Money Laundering

What is money laundering?

Money laundering is the process by which the proceeds of crime or illicit activity are concealed, by “laundering” or cleaning of the “dirty money”. Proceeds from illegal activity may include gambling, crime, fraud, terrorist activity, bribes or money obtained due to the influence of important positions.

Money is “laundered” through any one or several of the following processes:

– routing illegal money through a complex set of financial services or banking transactions,
– using a firm or institution for harvesting illegal funds,
– splitting up cash in small amounts to purchase bearer bonds that do not require ownership information,
– smuggling bulk cash and parking it in offshore accounts,
– using over or under valuations of invoices in trades,
– forming fictitious trust and shell companies, that have fictitious owners and addresses,
– round-tripping of bullion, or cash,
– purchasing controlling interest in a bank or high-risk business, for moving transactions without scrutiny,
– buying chips in casinos, and encashing unused chips or winnings as cheques,
– purchasing life insurance policies with unidentified third parties,
– purchasing high-value assets like luxury cars, jewellery and real estate, and/or selling them.

What are the risks associated with money laundering?

Money laundering occurs in many different forms. However, all forms of money laundering pose tremendous risks to the business organizations they involve with.

Risks associated depend upon the customer/entity type, industry or sector, products or services, location of business and customers, customer behaviour, touchpoints of customer entry, delivery channels and payment processes, source and destination of customers’ funds come, size and pattern of business transactions, and complicated ownership structures.

Risk assessment depends upon the above factors, as each business carries its own associated risks.

Who does money laundering affect?

Unchecked money laundering can lead to the collapse of a financial institution or business, as the entity finds itself involved in fraudulent transactions, loan defaults, non-payments and other corrupt business practices. The brand image takes a beating, ultimately affecting both, the customer and the investor confidence.
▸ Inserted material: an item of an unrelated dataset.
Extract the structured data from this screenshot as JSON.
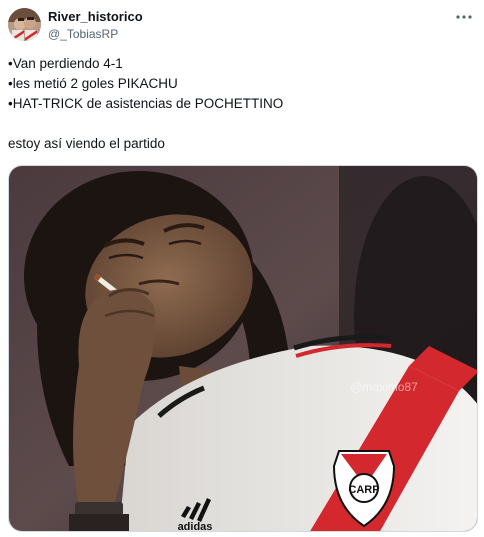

Other equally serious risks included being penalised by industry bodies and statutory/regulatory authorities. This may take the form of huge fines or even imprisonment.

So money laundering affects every individual or entity who is unwittingly or knowingly a part of the money laundering process. It affects every stakeholder, including the financial system, the industry and the markets.

A list of global organisations that aim to combat money laundering

Financial Action Task Force on Money Laundering (FATF)
International Money Laundering Information Network 
Australian Transaction Reports and Analysis Centre (AUSTRAC)
European Union (EU) Anti-Money Laundering and Financing of Terrorism Directives
The U.K. Money Laundering, Terrorist Financing and Transfer of Funds (Information on the Payer) Regulations
The Canadian Proceeds of Crime (Money Laundering) and Terrorist Financing Act (PCMLTFA)
Hong Kong Anti-Money Laundering and Counter-Financing of Terrorism Act
Singapore Anti-Money Laundering/ Countering the Financing of Terrorism Notices under the MAS Act

What are the global impacts of money laundering?

The global effect is staggering in social, economic and security terms. As gains from illegal activities are easily steered through the financial system, the threats of uncontrolled drug trafficking and financial crimes are increasing. Terrorist organisations are also using engaging in money laundering to fund terror and rioting.